According to Eldemire, setting boundaries is:

  • An essential antidote to codependency;
  • A prerequisite for emotional well-being;
  • A trainable skill that determines the success and longevity of any relationship;
  • Setting healthy boundaries can change your relationships and boost your self-esteem.

We all have different limits, small and large. They serve as an outward expression of our core values ​​and beliefs and reflect what we need to feel safe, respected and loved.

Eldemire said successfully married couples often set boundaries in the following areas:

  • Brother-in-law and family (for example, how often we visit relatives, how many personal details they need to know about marriage);
  • Privacy (for example, agreeing not to look at each other’s phones, not being forced to share details about the past);
  • Communication (for example, intolerance to shouting or name-calling);
  • autonomy (for example, the freedom to make your own decisions, work toward goals, or maintain friendships outside of marriage);
  • Physical space (eg, zero tolerance for violence, sex conventions, including when, where, and how);
  • Money (for example, do not hide money or debts from each other);
  • Home life (eg, expectations from shared parenting, household chores, quality time spent together);
  • Relationship rules (for example, the expectation of loyalty and fidelity, trust and respect).

Judging by this list, the author of the story and her husband did not touch on many topics. The therapist believes that for couples who want to stay together, there are at least four ways to set and respect each other’s boundaries.

Use clear communication. “Take the time to identify what is important to you in your relationships and in your life,” Eldemir advised. “What [do you refuse to compromise on] and in what ways are you willing to be more flexible? Once you have established your specific boundaries, use clear language when discussing them with your partner.”

This means using phrases such as “I disagree with a raised voice during a conflict.”

Next, set clear consequences. “Once you and your partner have discussed your boundaries—the “shoulds” and “shoulds” your relationship needs to be successful—the next step is to clarify what the consequences will be if and when the boundaries are not respected.” – Eldemire explained.

Let’s take the above example and imagine that you and your spouse agree that you will not raise your voice during a conflict. A possible consequence of yelling during an argument could be a pause and a 30-minute break.

“It is imperative that you eliminate the consequences of any violation of the borders,” Eldemir stressed. “Non-compliance shows your partner that you don’t respect your own boundaries, and if you don’t respect your boundaries, then why should they?”

This brings us to number three. Take responsibility. “Everything you do and say has natural consequences, whether positive or negative,” the therapist said. “For example, if you often criticize your spouse, he probably does not want to be intimate with you. But if you speak politely and refrain from yelling during an argument, they are more likely to feel safe and desire physical intimacy and connection.”

The same principle applies to respecting your partner’s boundaries. “Realize that what you say and do (or don’t do) affects your partner.
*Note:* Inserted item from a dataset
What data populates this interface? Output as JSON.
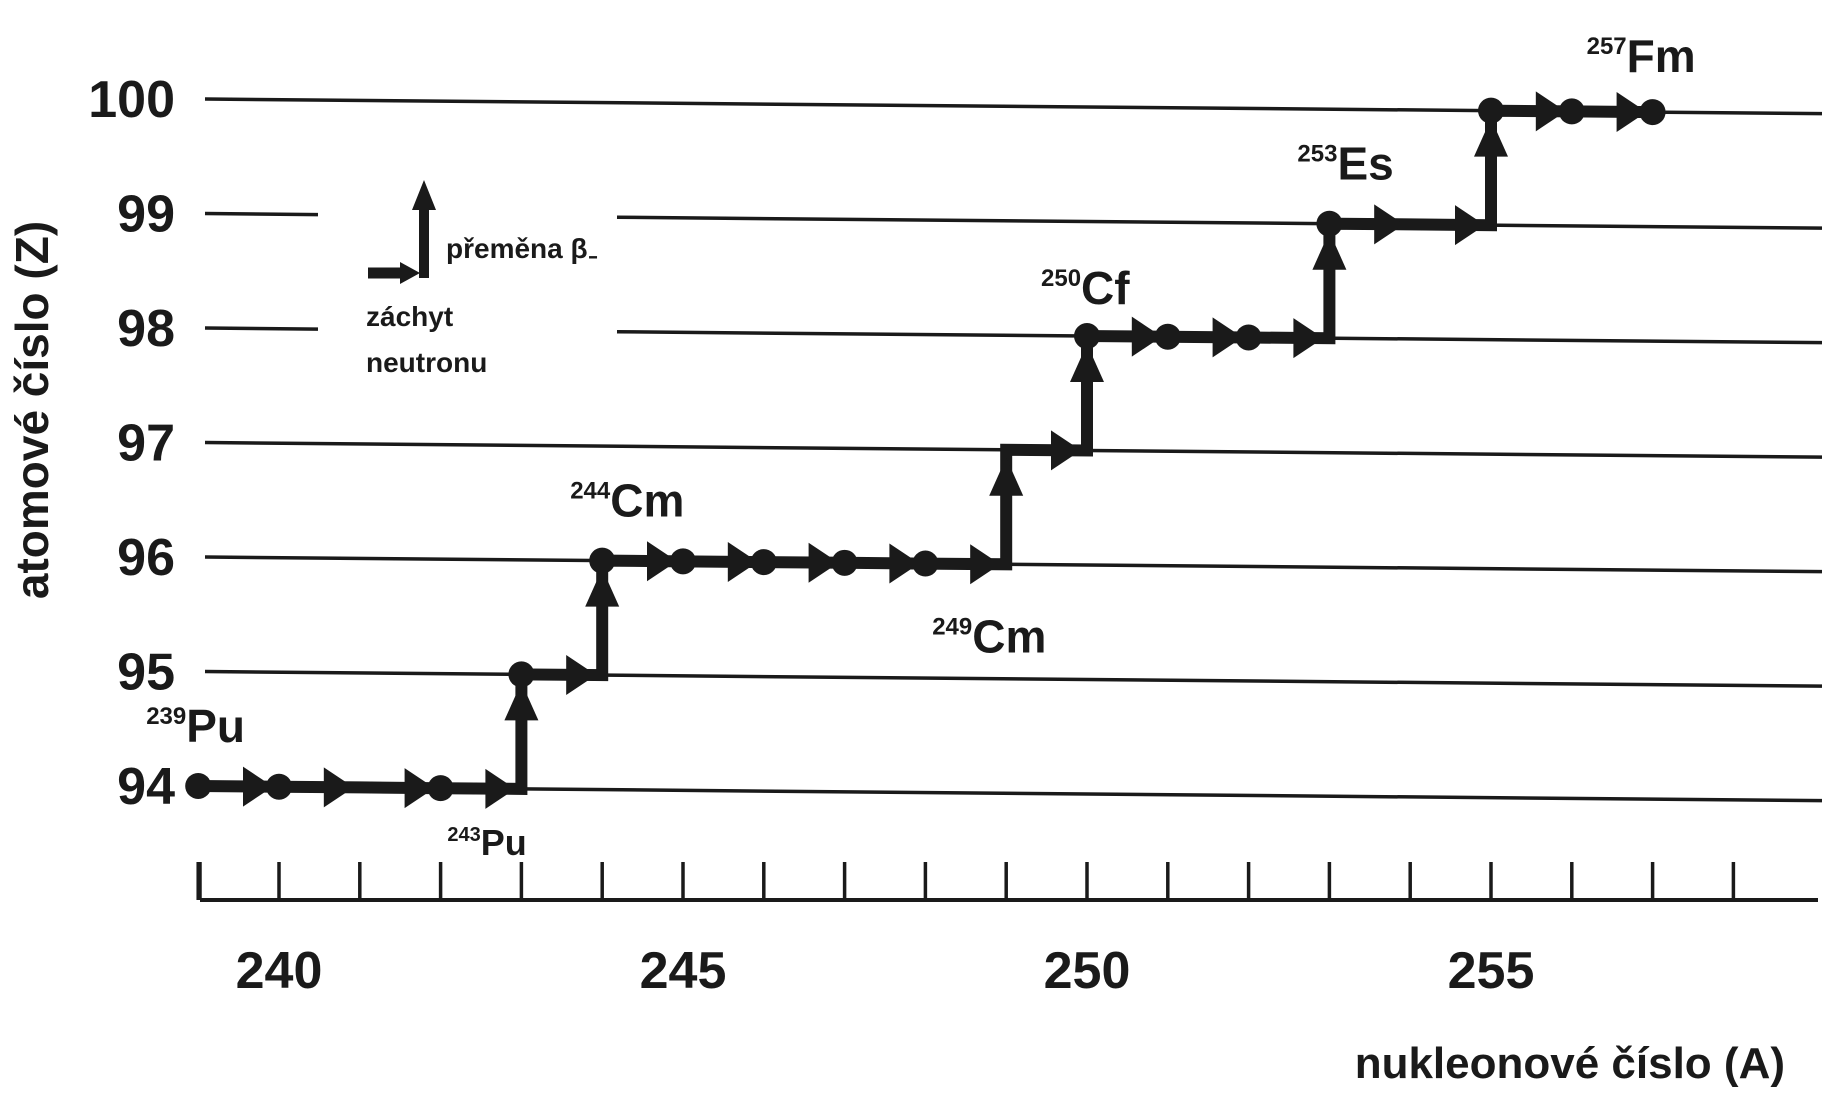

Realize that you can slip along the way, especially if you and your partner are new to setting healthy boundaries. Take responsibility when you make a mistake, offer a sincere apology, and always return to clear, respectful communication.”

And finally, don’t be afraid seek professional help. Setting boundaries is difficult, so why not consult a therapist or other professional if you and your spouse want to save your marriage? “This can be extremely helpful, especially if you’re creating ‘big’ boundaries around issues like alcoholism, infidelity, or parenting,” Eldemire.

So perhaps all is not lost for the woman who shared this story. I think it depends on whether she and her husband believe in each other.

After reading this story, people said they thought it was more than just food.